A sampling protocol for the endangered freshwater fish, Oxleyan pygmy perch Nannoperca oxleyana Whitley
The Oxleyan pygmy perch Nannoperca oxleyana is a small, freshwater fish found along a narrow belt of lowland, coastal habitat in mid-eastern Australia. The species is listed as endangered and a recovery plan has been prepared by NSW Department of Primary Industries to guide conservation and management programs. The conservation of the Oxleyan pygmy perch would be aided by the adoption of a standardised, non-destructive sampling protocol that effectively and efficiently detects the presence of the fish, and quantifies the relative size of remaining populations.
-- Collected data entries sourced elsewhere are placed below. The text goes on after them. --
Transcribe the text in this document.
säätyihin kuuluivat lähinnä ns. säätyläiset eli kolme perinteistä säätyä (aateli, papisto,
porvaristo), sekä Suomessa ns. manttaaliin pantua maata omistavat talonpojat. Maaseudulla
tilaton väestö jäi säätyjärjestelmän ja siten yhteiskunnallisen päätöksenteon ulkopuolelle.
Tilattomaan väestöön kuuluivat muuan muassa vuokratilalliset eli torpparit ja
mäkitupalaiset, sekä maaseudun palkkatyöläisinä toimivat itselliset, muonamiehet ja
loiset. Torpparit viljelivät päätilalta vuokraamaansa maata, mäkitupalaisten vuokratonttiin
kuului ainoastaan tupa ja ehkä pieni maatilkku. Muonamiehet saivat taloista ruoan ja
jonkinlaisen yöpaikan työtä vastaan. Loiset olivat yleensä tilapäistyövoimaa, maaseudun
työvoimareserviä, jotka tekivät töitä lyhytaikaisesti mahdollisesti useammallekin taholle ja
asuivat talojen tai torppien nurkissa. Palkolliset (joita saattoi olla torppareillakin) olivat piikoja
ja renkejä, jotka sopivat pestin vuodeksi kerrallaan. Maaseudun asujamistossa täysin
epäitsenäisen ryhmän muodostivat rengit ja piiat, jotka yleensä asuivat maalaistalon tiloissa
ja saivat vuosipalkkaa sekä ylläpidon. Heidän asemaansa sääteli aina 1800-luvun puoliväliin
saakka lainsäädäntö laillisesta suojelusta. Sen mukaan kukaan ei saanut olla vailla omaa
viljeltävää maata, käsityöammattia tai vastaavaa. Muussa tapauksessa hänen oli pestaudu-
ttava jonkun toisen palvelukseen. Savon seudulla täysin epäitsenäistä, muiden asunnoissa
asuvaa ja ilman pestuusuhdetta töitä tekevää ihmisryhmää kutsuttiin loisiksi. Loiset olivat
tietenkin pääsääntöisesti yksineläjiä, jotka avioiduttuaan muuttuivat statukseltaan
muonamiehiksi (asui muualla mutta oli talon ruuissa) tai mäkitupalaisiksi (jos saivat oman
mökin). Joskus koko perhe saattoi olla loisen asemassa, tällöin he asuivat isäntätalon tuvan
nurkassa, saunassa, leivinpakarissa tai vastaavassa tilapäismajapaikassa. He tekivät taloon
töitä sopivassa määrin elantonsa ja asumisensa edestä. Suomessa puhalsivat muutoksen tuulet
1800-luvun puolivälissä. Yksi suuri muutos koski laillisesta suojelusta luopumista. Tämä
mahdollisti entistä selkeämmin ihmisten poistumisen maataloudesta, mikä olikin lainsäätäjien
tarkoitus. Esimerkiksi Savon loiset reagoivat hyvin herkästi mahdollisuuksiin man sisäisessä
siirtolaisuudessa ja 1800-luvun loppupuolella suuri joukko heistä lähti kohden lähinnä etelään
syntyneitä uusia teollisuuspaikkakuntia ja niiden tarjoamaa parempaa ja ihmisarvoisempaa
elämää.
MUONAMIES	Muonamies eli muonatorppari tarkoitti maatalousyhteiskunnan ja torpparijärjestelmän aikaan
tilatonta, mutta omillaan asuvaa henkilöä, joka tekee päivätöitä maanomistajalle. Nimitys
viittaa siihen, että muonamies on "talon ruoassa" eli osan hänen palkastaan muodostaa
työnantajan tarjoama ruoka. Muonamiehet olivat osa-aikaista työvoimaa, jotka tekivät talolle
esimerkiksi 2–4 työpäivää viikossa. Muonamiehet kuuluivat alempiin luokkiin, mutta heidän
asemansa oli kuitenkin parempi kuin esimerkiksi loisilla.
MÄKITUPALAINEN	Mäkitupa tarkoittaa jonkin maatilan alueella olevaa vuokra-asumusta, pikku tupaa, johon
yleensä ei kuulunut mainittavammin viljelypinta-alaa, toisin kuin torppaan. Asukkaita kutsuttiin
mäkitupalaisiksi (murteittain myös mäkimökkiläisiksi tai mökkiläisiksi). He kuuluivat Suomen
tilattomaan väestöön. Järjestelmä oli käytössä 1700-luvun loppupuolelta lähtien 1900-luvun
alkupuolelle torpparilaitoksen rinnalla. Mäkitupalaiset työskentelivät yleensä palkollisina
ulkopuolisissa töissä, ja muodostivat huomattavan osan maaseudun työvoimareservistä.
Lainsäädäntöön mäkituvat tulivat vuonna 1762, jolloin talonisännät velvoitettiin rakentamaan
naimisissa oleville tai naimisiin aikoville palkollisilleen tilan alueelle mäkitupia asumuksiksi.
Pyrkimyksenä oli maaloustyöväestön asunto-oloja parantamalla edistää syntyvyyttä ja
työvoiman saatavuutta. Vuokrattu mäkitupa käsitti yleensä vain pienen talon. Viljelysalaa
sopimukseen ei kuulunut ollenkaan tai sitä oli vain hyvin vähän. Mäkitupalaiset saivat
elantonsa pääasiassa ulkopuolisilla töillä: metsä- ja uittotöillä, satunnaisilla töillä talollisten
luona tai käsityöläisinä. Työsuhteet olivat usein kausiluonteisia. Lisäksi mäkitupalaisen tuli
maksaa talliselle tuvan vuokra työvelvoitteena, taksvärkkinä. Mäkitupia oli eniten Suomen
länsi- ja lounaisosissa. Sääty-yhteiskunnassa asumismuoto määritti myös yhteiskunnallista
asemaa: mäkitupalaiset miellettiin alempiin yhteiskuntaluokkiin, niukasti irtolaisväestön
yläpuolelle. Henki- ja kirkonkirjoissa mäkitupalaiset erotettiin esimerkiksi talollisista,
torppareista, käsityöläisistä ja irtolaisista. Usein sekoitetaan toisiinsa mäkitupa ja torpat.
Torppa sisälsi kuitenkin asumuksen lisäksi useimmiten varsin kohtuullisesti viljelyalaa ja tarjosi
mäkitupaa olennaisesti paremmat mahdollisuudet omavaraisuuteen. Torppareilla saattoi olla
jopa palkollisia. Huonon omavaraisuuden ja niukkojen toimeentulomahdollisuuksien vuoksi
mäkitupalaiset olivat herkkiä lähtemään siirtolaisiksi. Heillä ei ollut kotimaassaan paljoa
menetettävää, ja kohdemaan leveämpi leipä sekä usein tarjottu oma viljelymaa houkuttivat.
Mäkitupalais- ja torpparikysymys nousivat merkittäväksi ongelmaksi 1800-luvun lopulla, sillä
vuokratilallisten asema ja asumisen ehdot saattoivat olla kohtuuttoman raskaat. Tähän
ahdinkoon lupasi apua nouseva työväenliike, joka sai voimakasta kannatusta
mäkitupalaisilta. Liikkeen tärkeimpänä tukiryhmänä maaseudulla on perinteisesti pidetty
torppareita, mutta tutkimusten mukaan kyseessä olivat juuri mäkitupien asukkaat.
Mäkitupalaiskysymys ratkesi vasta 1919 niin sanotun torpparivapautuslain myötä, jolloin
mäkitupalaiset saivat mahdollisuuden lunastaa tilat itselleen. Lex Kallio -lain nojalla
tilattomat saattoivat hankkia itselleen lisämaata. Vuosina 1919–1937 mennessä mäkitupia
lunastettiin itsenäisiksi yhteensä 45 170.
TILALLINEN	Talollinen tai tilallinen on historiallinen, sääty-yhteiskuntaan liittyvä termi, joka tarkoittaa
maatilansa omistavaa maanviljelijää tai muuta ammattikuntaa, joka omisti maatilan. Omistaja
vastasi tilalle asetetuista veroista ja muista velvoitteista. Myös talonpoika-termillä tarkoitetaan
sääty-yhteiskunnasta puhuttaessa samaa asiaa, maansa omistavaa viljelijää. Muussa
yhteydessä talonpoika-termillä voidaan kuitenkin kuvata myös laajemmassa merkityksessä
Techniques typically used to sample Oxleyan pygmy perch include trapping, seine netting and backpack electrofishing.
The objectives of this study were to: (i) compare the relative detection and short-term mortality rates of trapping, seine netting and backpack electrofishing, (ii) quantify the minimum number of traps required to obtain precise relative abundance estimates, and (iii) assess the effectiveness and efficiency of various trapping regimes to catch the species. Previous survey data were utilised and augmented with field experiments. Ten traps provided relatively precise estimates of relative abundance. Unbaited and baited traps set for 30 and 60 minutes detected the species on all sampling occasions, whereas traps soaked for 15 minutes did not. The size of the catch increased the longer the traps were set, while the addition of bait to a trap did not affect the numbers of fish caught. Trapping detected Oxleyan pygmy perch on 88% of occasions in which the technique was used. Likewise, detection rates for seine netting and electrofishing were 71% and 83%, respectively. The use of multiple sampling techniques increased the likelihood of detecting the species. Seine netting was associated with a high mortality rate, with 55% of Oxleyan pygmy perch caught with this technique dying. In contrast, only 10% of fish caught in traps died and all fish sampling by backpack electrofishing survived.
A sampling protocol is recommended that includes saturating sites with unbaited traps set for at least 30 minutes and sampling with a backpack electrofisher. Seine netting should be reserved for situations where an electrofisher is unavailable or non-deployable.